Despite the special court in Mumbai rejecting its clean chit to Pragya Singh Thakur and framing charges against her in the 2008 Malegaon blast case, the NIA, which is required to lead the evidence as the prosecution agency, told the court Tuesday that there is insufficient evidence to prosecute Thakur.
The NIA reiterated its stand in response to an application filed by Nisar Ahmed Sayyed Bilal whose son Sayyed Azhar died in the blast that killed six and injured 101 people.Bilal has urged the court to bar Thakur, one of the key accused in the case, from contesting the Lok Sabha elections since the trial is still in progress. She has been named the BJP candidate from Bhopal.
The NIA said it had no comments to offer on the plea against Thakur’s candidature. “This matter is related to election and Election Commission. NIA has no jurisdiction to say anything on this matter because the matter of contesting in elections is not related to this case. It is to be decided by the Election Commission only. Hence, no comments are offered,” it said.

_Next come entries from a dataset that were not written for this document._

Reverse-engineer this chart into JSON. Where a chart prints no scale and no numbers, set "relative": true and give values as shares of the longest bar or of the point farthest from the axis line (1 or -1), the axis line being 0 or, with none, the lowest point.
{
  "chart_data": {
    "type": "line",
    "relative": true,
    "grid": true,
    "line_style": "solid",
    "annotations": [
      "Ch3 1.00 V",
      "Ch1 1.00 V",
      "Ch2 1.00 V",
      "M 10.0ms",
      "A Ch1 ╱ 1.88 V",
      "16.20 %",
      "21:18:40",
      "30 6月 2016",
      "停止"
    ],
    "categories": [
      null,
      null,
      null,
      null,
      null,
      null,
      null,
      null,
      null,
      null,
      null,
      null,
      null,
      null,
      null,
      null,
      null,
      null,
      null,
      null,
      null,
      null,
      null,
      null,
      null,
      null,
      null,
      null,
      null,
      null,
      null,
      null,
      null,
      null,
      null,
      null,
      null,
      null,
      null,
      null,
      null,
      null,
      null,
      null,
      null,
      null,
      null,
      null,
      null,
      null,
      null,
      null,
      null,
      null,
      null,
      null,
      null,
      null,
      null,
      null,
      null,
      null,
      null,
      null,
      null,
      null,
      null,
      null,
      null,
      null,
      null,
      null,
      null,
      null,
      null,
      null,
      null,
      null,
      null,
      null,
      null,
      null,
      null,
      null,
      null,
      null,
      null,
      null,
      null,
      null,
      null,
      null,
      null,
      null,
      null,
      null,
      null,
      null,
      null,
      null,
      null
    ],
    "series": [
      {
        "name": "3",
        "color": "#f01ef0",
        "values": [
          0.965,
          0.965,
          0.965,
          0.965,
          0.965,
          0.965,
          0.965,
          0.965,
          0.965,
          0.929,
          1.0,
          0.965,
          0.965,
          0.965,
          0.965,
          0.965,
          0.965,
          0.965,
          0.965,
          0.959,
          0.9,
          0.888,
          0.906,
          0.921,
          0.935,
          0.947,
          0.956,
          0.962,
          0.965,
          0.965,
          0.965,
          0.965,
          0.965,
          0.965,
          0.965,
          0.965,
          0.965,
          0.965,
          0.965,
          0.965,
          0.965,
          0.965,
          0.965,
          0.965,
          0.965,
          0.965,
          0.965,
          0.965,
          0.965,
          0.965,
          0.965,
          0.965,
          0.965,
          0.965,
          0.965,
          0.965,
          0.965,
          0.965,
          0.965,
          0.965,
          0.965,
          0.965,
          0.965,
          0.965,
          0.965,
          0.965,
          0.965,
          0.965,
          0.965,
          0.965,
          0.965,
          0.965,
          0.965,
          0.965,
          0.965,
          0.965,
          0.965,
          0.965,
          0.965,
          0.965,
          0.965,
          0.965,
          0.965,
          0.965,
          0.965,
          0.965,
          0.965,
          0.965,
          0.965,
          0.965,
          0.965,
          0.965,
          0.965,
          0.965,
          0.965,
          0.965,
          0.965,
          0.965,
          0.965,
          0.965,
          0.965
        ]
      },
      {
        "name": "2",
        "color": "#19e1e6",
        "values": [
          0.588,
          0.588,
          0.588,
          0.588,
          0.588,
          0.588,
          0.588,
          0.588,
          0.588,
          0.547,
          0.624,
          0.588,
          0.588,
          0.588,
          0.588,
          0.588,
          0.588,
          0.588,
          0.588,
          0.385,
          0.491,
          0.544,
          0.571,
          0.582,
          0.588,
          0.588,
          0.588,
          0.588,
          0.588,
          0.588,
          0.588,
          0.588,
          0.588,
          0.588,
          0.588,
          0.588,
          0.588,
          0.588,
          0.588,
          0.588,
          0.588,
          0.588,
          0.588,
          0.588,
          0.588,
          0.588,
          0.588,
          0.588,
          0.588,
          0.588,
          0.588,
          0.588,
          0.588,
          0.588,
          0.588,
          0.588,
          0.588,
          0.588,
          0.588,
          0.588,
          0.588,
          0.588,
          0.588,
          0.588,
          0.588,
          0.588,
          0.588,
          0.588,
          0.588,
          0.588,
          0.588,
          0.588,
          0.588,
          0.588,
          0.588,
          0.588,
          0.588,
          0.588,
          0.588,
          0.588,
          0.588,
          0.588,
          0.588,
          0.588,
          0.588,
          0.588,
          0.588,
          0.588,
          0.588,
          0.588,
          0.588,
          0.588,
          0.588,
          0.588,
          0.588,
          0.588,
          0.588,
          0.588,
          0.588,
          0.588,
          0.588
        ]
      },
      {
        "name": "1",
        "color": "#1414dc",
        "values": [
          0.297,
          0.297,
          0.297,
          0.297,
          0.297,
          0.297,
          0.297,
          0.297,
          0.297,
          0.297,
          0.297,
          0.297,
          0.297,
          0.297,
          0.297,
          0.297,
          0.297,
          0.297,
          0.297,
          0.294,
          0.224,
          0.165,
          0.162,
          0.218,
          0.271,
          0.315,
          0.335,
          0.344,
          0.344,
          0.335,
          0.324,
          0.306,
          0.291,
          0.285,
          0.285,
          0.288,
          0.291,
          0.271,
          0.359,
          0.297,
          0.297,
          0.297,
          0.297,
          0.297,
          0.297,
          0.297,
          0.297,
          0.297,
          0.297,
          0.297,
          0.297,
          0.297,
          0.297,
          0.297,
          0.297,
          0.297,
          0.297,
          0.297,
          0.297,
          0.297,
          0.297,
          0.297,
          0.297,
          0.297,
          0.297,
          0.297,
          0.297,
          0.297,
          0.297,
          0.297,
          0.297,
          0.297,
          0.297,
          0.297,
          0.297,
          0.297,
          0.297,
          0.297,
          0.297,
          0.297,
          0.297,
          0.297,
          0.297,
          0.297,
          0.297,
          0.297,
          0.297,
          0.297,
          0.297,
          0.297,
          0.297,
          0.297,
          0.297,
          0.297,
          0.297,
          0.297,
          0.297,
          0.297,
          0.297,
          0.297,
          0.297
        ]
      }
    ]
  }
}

“However, it is pertinent to mention that in the supplementary chargesheet dated May 13, 2016 filed by the NIA, NIA has recommended prosecution against 10 accused persons, and also recommended that the evidences against accused persons namely, Pragya Singh Thakur (and five others) have not been found sufficient… prosecution against them is not maintainable,” the agency informed the court. Click here for more election news
Special Public Prosecutor Avinash Rasal said the paragraph on the clean chit to Thakur was added as part of the case background. Asked why the fact that charges had been framed against her did not find mention in the NIA reply, Rasal said that as prosecutor, he shall be leading evidence against her in the ongoing trial.
Once a final report filed by a prosecution agency against the accused is not accepted by a court, it is the duty of the agency to lead all evidence against the person.
Meanwhile, Thakur, who is facing trial under IPC sections on murder, criminal conspiracy and under the Unlawful Activities (Prevention) Act, has opposed Bilal’s plea, calling it “frivolous” and one with “political agenda”.
In her reply, Thakur said there is no provision under the Representation of the People Act, 1951 which disqualifies her from contesting elections while a case is pending against her. Her reply said that as per election rules, a candidate has to submit an affidavit disclosing pending cases and cases in which there has been conviction. She said this clearly shows that there is no bar on contesting elections while a case is pending against a candidate.
With Bilal pointing out that she had been granted bail on health grounds, Thakur clarified it was not the only ground considered by the Bombay High Court while granting her bail on April 25, 2017. “Further, it is submitted that after her release from jail, she has been taking ayurvedic medical treatment at Bangalore, Lucknow and she is still continuing the ayurvedic treatment in Bhopal,” her reply stated.
She said that after she was granted bail, she was operated upon at the Ram Manohar Lohia Medical Institute, Lucknow for the “ailment of breast cancer”.
In his plea, Bilal claimed that she had misguided the court by claiming that she could not walk without support but was “clearly healthy enough to fight elections in the crippling summer heat”. Thakur’s reply, filed through advocates J P Mishra and Prashant Maggu, said it is true that she could not walk without support at that point, but “after her release from jail, there is a lot of improvement in her health, but lots of things are to be improved”.
Special Judge V S Padalkar will hear arguments on the plea Wednesday.